Some IBM Mainframe users might just believe that nothing can match their Parallel Sysplex Licensing Charge (PSLC) mechanism, first available in the late 1990’s, which might be attributable to other 3rd party ISV’s who cannot and will not allow for their software to be priced on a Sub-Capacity basis.  In reality, adopting the VWLC pricing mechanism delivers ~5% cost savings when compared with PSLC, as indicated by the IBM Planning for Sub-Capacity Pricing Manual (SA22-7999-0n) and related Sub-Capacity Planning Tool (SCPT).

Conclusion: Adopting Sub-Capacity based pricing metrics can only be a good thing.  If your 3rd party ISV supplier doesn’t recognise Sub-Capacity pricing, whether MIPS or MSU based, perhaps you should consider your relationship with them.  Regardless, the z10 server was the last IBM Mainframe to incorporate the “Technology Dividend” solely based on faster CPU chips.  The lower cost WLC pricing metric is now only available with the AWLC and related (E.g. AEWLC) pricing metrics, as per the z196, z114 and zEC12 servers.

Some customers might state that there is a lack of function or granularity of policy definition for IBM supplied Soft Capping (E.g. DC, GCL) or Workload Management (WLM) techniques.  To some extent this is a valid argument, but wasn’t it forever thus with IBM function?  Sub-Capacity implementation is possible via IBM, as is Workload Management (WLM), Soft Capping or not, but should the customer require extra functionality, 3rd party software solutions are available.

The zDynaCap software solution from zIT Consulting delivers a “Capacity Balancing” mechanism, integrating with R4HA and WLM methodologies, but constantly monitoring MSU usage to determine whether CPU resource can be reallocated to Mission & Time Critical workloads, based upon granular customer policies.  The only guarantee in a multiple LPAR environment, for a Mission & Time Critical LPAR to receive all available MSU resource, Soft Capping or not, is to inactivate all other LPARs!  Clearly this is not an acceptable policy for any installation, and so a best endeavours policy applies for PR/SM DC, GCL and Weight settings.

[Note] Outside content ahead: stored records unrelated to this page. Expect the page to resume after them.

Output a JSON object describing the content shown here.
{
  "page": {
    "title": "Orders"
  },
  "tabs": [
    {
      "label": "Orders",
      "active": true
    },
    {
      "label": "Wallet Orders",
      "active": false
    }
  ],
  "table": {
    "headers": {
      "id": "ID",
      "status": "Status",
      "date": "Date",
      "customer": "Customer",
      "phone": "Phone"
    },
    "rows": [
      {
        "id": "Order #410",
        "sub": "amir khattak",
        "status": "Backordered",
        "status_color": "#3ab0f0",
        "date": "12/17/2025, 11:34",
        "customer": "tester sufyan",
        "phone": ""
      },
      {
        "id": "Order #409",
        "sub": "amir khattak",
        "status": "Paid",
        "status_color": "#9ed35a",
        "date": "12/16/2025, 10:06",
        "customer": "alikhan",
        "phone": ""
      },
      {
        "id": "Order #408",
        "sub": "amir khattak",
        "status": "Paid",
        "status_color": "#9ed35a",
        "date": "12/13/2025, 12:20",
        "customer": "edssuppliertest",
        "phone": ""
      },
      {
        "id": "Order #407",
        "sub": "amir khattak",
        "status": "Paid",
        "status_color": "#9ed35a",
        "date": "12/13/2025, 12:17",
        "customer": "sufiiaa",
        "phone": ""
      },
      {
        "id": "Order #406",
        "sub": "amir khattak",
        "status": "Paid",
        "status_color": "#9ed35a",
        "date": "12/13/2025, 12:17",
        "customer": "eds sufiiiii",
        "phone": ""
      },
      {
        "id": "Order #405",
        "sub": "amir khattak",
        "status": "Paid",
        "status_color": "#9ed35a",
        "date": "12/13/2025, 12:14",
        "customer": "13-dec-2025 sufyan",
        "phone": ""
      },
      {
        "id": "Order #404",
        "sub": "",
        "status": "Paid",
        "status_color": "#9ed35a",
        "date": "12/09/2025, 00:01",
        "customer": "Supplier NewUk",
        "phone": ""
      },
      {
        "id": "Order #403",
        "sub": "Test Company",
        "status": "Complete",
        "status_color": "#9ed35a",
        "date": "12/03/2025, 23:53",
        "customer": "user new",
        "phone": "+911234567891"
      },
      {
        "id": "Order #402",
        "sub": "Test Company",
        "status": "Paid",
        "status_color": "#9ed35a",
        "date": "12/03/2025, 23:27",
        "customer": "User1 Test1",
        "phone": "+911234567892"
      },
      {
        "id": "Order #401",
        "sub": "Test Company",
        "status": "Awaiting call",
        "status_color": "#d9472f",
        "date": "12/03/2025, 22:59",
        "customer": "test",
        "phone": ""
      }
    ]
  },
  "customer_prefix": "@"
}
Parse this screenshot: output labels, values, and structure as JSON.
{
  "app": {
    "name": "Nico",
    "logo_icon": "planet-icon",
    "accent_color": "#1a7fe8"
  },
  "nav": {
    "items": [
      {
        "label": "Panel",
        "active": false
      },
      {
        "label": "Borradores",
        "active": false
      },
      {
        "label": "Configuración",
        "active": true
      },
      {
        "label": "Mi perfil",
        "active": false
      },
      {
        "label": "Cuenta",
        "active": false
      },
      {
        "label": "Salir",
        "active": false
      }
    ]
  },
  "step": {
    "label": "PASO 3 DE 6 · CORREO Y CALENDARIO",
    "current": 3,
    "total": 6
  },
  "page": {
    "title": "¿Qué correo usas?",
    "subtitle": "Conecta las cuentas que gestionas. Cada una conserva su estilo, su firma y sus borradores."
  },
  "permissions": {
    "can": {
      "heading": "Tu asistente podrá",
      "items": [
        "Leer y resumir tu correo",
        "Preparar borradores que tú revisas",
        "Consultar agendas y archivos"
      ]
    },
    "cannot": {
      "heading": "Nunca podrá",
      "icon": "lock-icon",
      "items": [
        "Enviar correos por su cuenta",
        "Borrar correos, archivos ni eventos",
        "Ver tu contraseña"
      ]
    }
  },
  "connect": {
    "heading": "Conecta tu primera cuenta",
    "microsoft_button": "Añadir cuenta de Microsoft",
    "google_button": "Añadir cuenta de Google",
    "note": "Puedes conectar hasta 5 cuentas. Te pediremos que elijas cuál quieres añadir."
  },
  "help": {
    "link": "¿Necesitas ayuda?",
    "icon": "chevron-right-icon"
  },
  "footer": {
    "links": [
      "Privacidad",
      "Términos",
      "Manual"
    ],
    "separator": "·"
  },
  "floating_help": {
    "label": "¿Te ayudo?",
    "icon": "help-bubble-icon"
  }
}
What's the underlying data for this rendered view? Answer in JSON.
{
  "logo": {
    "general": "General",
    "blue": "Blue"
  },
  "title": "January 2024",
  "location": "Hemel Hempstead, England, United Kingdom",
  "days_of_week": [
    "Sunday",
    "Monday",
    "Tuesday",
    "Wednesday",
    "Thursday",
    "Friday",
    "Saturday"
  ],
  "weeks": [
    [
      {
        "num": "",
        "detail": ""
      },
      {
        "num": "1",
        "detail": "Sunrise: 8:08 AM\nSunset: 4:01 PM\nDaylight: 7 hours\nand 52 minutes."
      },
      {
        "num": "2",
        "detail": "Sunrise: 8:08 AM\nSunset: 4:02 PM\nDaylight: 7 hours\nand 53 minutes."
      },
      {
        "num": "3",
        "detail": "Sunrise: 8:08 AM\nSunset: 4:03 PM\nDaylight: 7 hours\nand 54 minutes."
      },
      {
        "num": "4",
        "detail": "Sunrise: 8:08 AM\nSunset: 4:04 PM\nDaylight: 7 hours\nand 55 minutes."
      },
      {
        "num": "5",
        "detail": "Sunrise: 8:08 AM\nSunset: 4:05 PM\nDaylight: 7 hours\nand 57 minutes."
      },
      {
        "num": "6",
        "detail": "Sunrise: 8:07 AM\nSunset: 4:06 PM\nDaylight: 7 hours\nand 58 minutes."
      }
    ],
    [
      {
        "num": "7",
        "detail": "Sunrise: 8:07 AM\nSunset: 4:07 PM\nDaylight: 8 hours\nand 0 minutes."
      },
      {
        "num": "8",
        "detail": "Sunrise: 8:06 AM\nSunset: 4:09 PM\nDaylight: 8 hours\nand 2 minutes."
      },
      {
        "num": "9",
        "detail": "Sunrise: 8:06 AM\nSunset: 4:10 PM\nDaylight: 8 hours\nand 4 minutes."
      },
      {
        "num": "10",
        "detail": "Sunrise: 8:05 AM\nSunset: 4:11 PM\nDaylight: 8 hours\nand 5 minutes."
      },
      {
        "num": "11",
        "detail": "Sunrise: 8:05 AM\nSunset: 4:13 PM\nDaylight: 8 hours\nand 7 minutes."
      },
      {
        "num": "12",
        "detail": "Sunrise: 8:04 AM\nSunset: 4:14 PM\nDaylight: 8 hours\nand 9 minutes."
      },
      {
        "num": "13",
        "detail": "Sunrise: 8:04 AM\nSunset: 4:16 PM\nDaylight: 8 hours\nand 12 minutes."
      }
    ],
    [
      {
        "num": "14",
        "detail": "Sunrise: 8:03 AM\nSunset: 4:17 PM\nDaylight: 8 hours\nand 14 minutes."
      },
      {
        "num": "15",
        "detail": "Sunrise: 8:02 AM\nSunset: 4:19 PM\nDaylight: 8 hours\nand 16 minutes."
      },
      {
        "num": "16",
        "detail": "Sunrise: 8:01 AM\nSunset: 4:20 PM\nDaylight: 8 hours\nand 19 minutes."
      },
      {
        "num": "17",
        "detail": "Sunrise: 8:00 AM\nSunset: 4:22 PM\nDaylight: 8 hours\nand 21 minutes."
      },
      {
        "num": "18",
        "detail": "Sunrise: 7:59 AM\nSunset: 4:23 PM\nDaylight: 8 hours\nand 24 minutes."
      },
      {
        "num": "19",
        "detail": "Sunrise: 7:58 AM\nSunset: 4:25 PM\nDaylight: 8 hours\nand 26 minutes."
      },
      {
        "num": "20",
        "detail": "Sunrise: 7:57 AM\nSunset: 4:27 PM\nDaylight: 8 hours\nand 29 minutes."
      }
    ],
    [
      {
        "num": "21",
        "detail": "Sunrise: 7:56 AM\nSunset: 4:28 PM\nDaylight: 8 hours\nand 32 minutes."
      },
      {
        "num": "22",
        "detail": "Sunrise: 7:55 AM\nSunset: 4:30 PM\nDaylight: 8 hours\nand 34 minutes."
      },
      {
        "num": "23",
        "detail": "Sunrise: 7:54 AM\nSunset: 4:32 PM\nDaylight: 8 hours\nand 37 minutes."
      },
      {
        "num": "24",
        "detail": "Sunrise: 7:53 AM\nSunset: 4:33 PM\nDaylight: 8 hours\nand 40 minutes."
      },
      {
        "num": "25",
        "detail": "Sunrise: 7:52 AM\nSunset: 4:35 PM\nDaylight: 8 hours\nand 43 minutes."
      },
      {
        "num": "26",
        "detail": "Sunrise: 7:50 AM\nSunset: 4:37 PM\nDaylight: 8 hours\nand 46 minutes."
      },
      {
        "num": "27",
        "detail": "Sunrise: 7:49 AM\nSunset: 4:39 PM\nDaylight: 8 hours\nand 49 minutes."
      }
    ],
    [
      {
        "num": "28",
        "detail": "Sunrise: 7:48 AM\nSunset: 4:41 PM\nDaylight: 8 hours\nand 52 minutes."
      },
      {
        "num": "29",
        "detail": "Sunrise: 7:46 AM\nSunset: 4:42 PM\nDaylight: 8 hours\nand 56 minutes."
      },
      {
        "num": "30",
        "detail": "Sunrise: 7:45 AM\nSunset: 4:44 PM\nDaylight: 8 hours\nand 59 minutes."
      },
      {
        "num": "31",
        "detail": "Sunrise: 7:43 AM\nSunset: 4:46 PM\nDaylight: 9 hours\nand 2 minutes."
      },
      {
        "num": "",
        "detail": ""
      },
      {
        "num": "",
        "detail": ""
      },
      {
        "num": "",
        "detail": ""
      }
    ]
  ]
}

Conclusion: z/OS workloads change constantly, whether the time of day (E.g. On-Line, Batch) or period of the year (E.g. Weekly, Monthly, Quarterly, Yearly) or just by customer demand (E.g. 24 Hour Transaction Application).  Therefore a dynamic MSU management solution such as zDynaCap is arguably mandatory, implementing the optimum MSU management policy, whether for purely performance reasons, safeguarding the Mission & Time Critical workload isn’t impacted by lower priority workloads, or for cost reasons, optimizing MSU usage for the best possible monthly WLC cost.

In conclusion, not considering and arguably not implementing z/OS VWLC related pricing mechanisms is impractical, because:

  • The VWLC and AWLC related pricing metrics deliver the lowest cost per MSU for eligible z/OS software
  • When compared with PSLC, VWLC related pricing mechanisms deliver conservative ~5% cost savings
  • A pay for what you use and therefore Sub-Capacity pricing mechanism, not the installed MSU capacity
  • If extra MSU policy management granularity is required, consider 3rd party software such as zDynaCap

Software cost savings are not just for the privileged; they’re for everyone!